Gestão de resíduos na sociedade brasileira
Enviada em 04/05/2026
A obra “Quarto de Despejo”, de Carolina Maria de Jesus, utiliza o lixo como metáfora para a marginalização social. Fora da literatura, a gestão ineficiente de resíduos sólidos no Brasil reflete essa negligência, desafiando a Política Nacional de Resíduos Sólidos. Atualmente, a persistência de lixões e a falta de engajamento civil dificultam a sustentabilidade. Assim, urge analisar como o descaso estatal e o consumismo desenfreado impedem o avanço desse setor.
Em primeira análise, a falha governamental na infraestrutura de descarte é um entrave central. Embora a lei preveja a extinção de lixões, muitos municípios ainda utilizam esses depósitos a céu aberto por falta de verbas ou gestão. Segundo o filósofo John Locke, o Estado deve garantir o bem-estar social, mas ao negligenciar aterros sanitários, ele expõe a população a doenças e contamina o meio ambiente. Dessa forma, a ausência de políticas públicas eficazes perpetua um cenário de degradação que afeta a saúde pública nacional.
Ademais, a mentalidade do descarte, típica da “Modernidade Líquida” de Zygmunt Bauman, agrava o problema. O consumo imediato gera um volume de resíduos superior à capacidade de processamento do país, enquanto a coleta seletiva é ignorada por grande parte da população. Sem uma educação ambiental sólida, o cidadão não se vê como responsável pelo ciclo do lixo, desperdiçando materiais recicláveis valiosos. Logo, a falta de consciência coletiva impede que a logística reversa funcione plenamente, sobrecarregando o sistema de gestão urbana.

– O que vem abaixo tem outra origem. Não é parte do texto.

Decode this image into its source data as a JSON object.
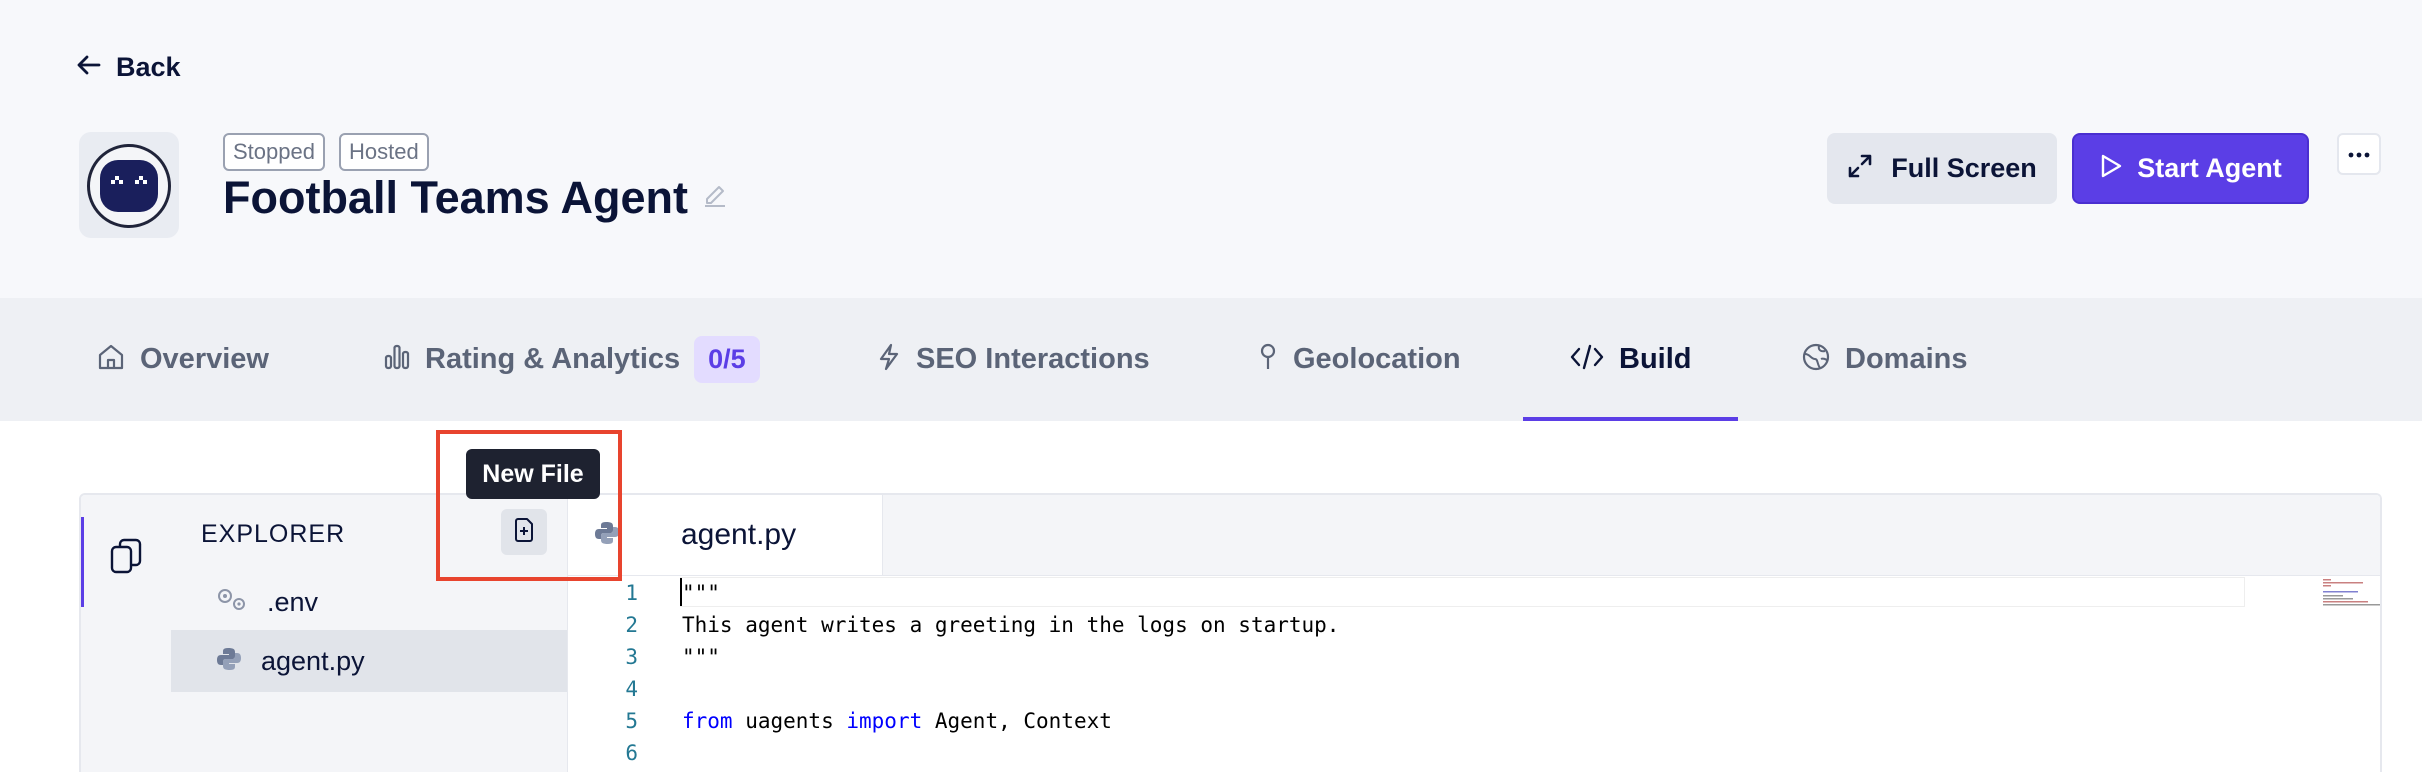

Portanto, medidas são necessárias para reverter esse quadro de ineficiência. O Ministério do Meio Ambiente deve destinar investimentos específicos para a construção de aterros sanitários regionais, visando substituir os lixões existentes. Paralelamente, o Ministério da Educação precisa inserir a educação ambiental prática no currículo escolar, promovendo oficinas de reciclagem e consumo consciente. Tais ações visam garantir que o descarte de resíduos deixe de ser um problema invisível e se torne uma prioridade nacional.